Walls of lab safety posters, countertops of beakers and lines of desks make Ms. Michelle Hurst’s physics classroom appear like any other. However, the upturned chairs, toy cars and strips of rubber which cover the otherwise mundane lab tables make the room radiate with a unique sense of enjoyment, knowledge and experience.
After Ms. Hurst explains the instructions for the lab, students shuffle to the tables in the back of the classroom. They gather in groups of threes and fours and collect their materials – a foot-long piece of plastic “track” and a toy car.
The classroom becomes the supply room. Although most begin by attaching the plastic black track to the top of two ring stands, others use triple-beam-balances, tape, textbooks and chairs to hold the track down.
Junior Sophia Robertson places two stools upside down on the lab table. With the help of her group and a pile of masking tape, the students secure the track.
“Ok let’s try it one more time,” junior Madison Wells said as she prepared to send the toy car down the track. “Five, four, three, two, one!”
The car races down the track and reaches halfway above the dip before falling backward. The students measure the heights with meter sticks and record their findings on the worksheet in front of them. No student seems to stand back from the construction of the elevated tracks.
Students become frustrated as they adjust the track to different heights.
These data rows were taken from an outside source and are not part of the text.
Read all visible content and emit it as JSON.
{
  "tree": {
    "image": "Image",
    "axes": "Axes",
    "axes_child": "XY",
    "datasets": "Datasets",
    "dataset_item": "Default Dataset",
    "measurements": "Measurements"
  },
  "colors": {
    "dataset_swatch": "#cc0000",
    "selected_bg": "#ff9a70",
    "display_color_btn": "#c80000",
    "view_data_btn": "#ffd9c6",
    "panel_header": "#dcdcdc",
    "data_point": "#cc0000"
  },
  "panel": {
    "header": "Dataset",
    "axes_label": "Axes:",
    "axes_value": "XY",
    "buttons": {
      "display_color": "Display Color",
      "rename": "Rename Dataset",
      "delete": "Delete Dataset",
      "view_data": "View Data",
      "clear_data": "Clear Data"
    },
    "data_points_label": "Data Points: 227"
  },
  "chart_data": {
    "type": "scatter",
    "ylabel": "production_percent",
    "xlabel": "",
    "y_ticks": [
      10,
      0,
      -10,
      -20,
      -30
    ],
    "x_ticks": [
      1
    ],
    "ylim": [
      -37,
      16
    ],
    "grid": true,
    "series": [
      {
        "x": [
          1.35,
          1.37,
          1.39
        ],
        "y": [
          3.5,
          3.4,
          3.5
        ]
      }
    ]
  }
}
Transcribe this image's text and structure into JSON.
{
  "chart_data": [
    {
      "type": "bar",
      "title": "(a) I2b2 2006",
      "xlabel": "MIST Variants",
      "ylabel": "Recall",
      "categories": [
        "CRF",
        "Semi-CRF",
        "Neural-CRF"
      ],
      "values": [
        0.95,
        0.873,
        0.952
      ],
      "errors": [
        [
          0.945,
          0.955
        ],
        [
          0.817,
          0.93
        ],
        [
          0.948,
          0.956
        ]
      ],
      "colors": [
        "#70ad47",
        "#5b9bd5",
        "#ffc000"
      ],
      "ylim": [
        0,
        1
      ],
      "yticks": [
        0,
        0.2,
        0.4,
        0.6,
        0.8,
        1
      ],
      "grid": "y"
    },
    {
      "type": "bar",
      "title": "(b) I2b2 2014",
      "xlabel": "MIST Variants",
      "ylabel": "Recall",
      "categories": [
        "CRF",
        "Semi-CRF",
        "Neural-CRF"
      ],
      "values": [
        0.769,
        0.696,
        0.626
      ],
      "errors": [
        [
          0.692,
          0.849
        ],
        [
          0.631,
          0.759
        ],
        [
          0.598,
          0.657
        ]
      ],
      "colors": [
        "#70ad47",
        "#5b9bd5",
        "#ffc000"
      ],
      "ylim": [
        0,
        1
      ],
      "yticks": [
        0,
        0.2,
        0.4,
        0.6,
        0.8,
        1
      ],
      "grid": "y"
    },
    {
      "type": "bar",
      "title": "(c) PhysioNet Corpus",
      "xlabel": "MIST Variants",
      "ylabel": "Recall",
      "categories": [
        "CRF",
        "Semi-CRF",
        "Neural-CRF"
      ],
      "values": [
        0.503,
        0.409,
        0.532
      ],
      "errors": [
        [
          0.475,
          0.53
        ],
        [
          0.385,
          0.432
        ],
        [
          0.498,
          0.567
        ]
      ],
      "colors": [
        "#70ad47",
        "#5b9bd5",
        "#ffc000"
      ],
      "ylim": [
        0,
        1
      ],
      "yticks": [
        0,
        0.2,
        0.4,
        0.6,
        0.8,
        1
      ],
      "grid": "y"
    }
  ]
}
“How do I get this to- oh my gosh,” Robertson said as she struggled to stick the long piece of black plastic to the top of two textbooks.
Students soon go from racing and recording to writing and thinking as they finish the initial experiment. One person reads the question on the worksheets and everyone builds answers from each other’s verbal responses.
“What if the height of point A and point B aren’t the height of the car, but the height of where we started?” Robertson said as her group struggled to respond to the questions.
As the class comes to a close, students take down their creations and return to their seats in the front of the room. Although chatter replaces scientific analysis and phones replace toy cars, the room remains full of a pleasant, unique learning environment.